1) For most people, self-funded travel is post-tax dollars whereas business expenses are pre-tax. Fundamentally meaning in many cases the self-funded flight has an effective cost which is 30%++ greater than one on the company dime.
I'm not sure I understand your argument 100% there. When I do take travel for leisure I just see it a a 100% my cost. When I book leisure travel I am likely to spend a little more and stay at better hotels etc....but I guess that might just be me.
What hasn't come out in this thread and it was something I was rather clumsily approaching with my questions about hierarchy, and I got my scoring off a bit in a rush to put out the quiz yesterday, is the sheer breadth of frequent flyer type.
I think within self funded there are multiple categories of which I suspect the majority on AFF fall in to the "Quite savvy, research the best deals and fly in the best comfort they can at the lowest cost." If a person in this category sniffs out a fabulous deal to get somewhere in F then, you would hope, even a misanthrope would doff their cap and say "bloody good effort" and would be able to see why there is a badge of honour associated with the "self funded battler".
At the other end of the scale what about the multi millionaire retired, let's say politician, who books the same flight in F for 5 times the price. He/She is still self funded and I suspect our friend the misanthrope would not have quite so much respect for his "self funded badge of honour".
It is the same in business there are plenty of poor peeps out there flying 100+ flights a year in Y, and quite probably at some stage sitting on the same plane as the corporate exec whose corporate TA booked him into a seat that our self funded battler would have got for half the cost. In the middle somewhere is the business person trying to find the best deal and treating the money spent as his own.
Many years ago, thanks to this site, I found the QF mASA and my life changed completely. My flights to Europe, for business, were in Y+ previously, I found that by using mASA's for my long haul business travel, with one or maybe two paid J flights, and collecting points on both business and personal credit spend I could fly in J and sometimes even in F for the same price as Y+ over the year. Status was important though, but not for the reasons some might think. It generated even more points to go back into mASA's. In my mind the death of the mASA was inevitable it was the gift that just kept giving.
The death of the mASA was hard to take and required a brand new strategy.
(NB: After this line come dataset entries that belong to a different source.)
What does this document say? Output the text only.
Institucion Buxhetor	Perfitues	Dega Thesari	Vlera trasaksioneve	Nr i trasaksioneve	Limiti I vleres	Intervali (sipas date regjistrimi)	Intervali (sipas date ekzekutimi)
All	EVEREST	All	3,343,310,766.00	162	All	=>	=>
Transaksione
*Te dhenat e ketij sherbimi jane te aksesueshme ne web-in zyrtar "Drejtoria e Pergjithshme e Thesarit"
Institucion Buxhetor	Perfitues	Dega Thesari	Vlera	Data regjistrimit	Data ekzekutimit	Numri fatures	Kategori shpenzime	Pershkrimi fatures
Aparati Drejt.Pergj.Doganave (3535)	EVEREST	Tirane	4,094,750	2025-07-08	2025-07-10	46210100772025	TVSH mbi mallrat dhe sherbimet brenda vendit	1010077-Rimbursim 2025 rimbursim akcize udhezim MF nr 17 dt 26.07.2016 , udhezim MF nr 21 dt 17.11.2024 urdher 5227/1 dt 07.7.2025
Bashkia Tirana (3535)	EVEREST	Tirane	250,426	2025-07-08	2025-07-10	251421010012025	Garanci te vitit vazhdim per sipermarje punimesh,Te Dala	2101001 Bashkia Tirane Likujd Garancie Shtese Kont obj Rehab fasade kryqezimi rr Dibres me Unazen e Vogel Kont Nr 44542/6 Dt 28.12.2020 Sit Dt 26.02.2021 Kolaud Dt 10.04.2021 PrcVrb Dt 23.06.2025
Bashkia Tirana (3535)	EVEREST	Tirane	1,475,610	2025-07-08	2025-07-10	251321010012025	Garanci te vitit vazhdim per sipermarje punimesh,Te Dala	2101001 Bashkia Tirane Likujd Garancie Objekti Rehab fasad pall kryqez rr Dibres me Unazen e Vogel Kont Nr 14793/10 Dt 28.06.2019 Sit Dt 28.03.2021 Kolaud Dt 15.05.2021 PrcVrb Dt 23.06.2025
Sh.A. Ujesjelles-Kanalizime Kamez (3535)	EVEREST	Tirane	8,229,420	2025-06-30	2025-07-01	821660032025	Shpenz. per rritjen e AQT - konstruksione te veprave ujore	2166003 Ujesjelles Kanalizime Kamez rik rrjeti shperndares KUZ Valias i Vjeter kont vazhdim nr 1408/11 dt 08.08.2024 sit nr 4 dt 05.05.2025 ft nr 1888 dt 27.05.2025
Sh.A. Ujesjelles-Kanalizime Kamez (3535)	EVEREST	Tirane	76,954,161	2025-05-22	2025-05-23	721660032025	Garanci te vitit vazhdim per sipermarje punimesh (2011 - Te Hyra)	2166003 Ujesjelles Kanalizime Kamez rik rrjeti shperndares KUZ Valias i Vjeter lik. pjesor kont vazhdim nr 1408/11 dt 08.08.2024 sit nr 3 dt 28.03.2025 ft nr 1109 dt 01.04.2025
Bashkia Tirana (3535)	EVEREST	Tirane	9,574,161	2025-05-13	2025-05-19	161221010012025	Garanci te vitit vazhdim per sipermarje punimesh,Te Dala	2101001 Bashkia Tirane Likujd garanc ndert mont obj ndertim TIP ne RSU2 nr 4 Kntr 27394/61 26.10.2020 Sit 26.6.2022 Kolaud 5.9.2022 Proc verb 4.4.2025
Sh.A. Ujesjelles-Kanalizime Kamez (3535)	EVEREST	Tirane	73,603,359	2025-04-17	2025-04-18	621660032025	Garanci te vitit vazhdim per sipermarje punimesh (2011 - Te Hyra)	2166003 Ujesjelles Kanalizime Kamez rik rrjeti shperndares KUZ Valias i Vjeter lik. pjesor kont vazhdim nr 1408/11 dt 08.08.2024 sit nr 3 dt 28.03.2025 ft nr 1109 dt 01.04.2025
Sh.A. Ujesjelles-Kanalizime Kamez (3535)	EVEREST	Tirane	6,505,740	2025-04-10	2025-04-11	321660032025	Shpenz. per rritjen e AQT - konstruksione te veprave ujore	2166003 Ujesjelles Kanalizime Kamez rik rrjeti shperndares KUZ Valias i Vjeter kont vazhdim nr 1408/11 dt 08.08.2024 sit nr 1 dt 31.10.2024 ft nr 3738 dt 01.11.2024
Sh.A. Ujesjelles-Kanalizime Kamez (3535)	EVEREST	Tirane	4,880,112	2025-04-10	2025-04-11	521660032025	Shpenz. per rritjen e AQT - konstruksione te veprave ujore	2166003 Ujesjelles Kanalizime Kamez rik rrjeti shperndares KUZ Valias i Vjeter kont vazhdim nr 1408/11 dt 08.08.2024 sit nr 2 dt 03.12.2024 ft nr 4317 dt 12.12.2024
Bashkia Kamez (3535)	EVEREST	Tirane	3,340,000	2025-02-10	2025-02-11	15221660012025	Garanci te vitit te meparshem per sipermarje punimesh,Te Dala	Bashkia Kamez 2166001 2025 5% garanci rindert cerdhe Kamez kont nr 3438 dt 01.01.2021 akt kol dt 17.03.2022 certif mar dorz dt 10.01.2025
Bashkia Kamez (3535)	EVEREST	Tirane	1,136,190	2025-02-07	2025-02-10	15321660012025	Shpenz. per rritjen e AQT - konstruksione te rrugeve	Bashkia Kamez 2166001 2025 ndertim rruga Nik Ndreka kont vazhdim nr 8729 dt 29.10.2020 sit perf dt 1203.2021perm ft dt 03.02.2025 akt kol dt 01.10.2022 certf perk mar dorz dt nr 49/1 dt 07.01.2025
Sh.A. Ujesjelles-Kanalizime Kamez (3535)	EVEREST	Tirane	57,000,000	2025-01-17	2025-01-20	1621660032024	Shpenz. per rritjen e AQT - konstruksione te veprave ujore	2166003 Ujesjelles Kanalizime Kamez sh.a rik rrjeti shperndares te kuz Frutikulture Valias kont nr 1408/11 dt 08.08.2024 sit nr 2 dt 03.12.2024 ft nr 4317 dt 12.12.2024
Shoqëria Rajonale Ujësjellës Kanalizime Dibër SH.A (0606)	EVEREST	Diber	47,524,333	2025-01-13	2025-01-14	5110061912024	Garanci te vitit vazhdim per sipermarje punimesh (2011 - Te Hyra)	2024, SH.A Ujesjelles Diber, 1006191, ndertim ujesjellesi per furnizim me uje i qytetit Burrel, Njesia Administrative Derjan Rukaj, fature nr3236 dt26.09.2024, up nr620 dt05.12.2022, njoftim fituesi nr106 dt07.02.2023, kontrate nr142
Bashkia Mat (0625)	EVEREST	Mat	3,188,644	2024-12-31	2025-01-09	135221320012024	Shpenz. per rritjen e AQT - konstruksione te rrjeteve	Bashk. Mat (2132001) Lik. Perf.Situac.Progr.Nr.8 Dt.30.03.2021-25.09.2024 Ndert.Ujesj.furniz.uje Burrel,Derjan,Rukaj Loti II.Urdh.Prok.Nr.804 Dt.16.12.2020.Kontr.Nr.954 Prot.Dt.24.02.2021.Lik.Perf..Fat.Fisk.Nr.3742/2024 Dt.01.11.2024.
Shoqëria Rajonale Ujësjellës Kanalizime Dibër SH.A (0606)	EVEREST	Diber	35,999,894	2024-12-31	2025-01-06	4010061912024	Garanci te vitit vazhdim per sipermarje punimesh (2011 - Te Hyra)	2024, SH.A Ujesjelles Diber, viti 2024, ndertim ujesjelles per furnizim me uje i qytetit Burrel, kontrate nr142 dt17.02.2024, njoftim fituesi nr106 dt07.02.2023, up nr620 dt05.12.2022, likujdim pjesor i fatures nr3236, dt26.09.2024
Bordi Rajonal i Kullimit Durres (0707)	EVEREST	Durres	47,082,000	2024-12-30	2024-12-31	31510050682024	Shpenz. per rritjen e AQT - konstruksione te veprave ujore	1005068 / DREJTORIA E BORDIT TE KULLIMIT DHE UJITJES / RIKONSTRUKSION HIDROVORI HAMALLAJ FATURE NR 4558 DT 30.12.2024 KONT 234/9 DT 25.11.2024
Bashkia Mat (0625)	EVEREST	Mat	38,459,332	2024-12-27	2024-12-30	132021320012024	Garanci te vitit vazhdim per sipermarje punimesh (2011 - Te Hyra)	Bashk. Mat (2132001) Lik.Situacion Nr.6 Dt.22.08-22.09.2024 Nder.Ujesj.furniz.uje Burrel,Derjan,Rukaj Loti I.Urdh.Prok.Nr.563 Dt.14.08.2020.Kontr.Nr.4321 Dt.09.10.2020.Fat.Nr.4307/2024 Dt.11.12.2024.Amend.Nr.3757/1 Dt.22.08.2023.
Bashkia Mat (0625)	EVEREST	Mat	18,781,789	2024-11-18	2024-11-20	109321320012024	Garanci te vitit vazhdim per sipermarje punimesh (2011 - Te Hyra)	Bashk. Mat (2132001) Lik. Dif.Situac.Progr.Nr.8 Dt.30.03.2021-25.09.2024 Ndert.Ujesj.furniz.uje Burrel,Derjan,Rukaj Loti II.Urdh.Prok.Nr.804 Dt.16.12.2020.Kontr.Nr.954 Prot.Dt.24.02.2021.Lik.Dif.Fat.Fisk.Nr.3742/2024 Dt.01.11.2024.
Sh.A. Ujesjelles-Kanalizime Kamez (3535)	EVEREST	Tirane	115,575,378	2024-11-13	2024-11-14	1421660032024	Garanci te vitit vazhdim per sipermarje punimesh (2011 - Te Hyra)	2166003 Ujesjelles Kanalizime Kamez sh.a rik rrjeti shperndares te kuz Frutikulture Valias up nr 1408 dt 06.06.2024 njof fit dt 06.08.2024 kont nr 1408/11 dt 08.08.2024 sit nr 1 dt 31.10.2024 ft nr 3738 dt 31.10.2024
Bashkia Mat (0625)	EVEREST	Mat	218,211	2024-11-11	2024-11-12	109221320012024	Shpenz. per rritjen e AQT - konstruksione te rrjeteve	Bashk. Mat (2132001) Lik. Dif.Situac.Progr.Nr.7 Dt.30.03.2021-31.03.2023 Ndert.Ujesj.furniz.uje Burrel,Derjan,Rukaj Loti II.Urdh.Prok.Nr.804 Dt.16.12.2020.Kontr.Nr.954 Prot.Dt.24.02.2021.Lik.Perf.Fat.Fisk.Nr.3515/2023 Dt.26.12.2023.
In my first year, post mASA, I took Y flights into Asia with QF and used points to upgrade, then found cheap J fares from SIN and BKK to Europe. Through FT I hit on the BA Ex EU fares. In themselves they almost got me back to the spend I had when using mASA's combined with one or two J fares. The bit that tips it over the line is status again*. More points earned, jokers and GUF1's, all combine to ensure I can do three or four J trips to Europe for about $2500 each on top of the ex EU fares themselves. It made the 11 trips to Europe last year quite reasonable.
As this rambles way off topic I guess my comment is that there is no such thing as a "standard" frequent flyer self funded or othwerise, and equally there is no single means to achieve your frequent flying goals.
*I should add that to gain the BA status I needed to make my travel sustainable I took a status run requiring me to use ITA Matrix to plan it. I finished up completing a "self funded" MEL-SIN-CMB-LHR-DUB-LCY-SNN-JFK-PHX-HNL-PHX-JFK-LCY-DUB-LHR-CMB-SIN-MEL....Never again!!!
Of course I am probably completely wrong.